Che ne è stato delle donne afghane

Terminata la prima ventata di informazione massiccia, è possibile che la tentazione sia di dimenticarsi delle donne afghane, abbandonandole al proprio destino. E invece è importante sapere che vengono braccate, sono costrette a nascondersi come delinquenti latitanti, soffrono la fame più degli altri abitanti del Paese perché non possono procurarsi il cibo.
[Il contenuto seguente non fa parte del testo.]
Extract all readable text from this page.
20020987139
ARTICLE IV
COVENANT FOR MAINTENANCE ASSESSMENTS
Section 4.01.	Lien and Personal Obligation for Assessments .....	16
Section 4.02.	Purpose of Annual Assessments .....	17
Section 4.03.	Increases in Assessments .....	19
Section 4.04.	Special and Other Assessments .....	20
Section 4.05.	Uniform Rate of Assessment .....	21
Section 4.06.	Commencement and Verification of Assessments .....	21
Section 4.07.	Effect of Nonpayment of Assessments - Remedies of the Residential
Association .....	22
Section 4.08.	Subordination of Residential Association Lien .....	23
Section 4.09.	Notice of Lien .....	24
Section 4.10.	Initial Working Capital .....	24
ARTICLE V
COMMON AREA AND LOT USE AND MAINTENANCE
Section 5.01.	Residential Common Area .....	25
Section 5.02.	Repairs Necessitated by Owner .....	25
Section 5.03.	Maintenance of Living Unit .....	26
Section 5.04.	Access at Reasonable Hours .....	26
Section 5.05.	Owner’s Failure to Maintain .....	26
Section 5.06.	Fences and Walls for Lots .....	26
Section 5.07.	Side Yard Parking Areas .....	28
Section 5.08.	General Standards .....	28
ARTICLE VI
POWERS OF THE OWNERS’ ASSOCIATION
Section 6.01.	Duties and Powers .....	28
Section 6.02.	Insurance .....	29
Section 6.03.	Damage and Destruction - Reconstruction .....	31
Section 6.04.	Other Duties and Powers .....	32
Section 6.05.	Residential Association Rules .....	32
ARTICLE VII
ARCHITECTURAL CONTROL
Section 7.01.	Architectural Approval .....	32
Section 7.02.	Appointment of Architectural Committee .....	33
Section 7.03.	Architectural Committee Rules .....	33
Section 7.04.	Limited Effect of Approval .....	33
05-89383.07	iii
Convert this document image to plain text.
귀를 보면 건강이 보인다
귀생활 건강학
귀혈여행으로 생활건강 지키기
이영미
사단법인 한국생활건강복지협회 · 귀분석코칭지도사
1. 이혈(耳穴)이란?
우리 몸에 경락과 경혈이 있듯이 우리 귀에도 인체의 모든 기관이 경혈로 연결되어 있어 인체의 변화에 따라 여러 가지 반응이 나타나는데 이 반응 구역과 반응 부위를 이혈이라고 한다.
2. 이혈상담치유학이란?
Zarifa Ghafari è tra le poche che hanno potuto mettersi in salvo lo scorso mese di agosto, riuscendo a prendere un aereo per Istanbul. Adesso vive in Germania. Di fatto rappresenta l’immagine delle conquiste delle donne in quel Paese: aveva 26 anni quando fu eletta sindaca di Maidan Sharh, 50 mila abitanti a 50 chilometri da Kabul. Più volte è stata minacciata e più volte hanno tentato di ucciderla. Per rappresaglia, nel 2020 hanno ucciso suo padre. Nonostante questo, continua a sostenere che non c’è altra strada che quella del dialogo con i taliban.

“Rifiutare quel Governo – sostiene Zarifa – significa adesso abbandonare una nazione, milioni di civili che non sono certo tutti integralisti. Negoziare e aprire un dialogo è importante, anche e soprattutto per le donne, che rappresentano il cinquanta per cento della popolazione. Oppure qualcuno può pensare che la soluzione sia evacuare tutti?”. Continuare a parlarne e sollecitare tutti Governi ad aprire corridoi di dialogo e di assistenza umanitaria è urgente. Vitale.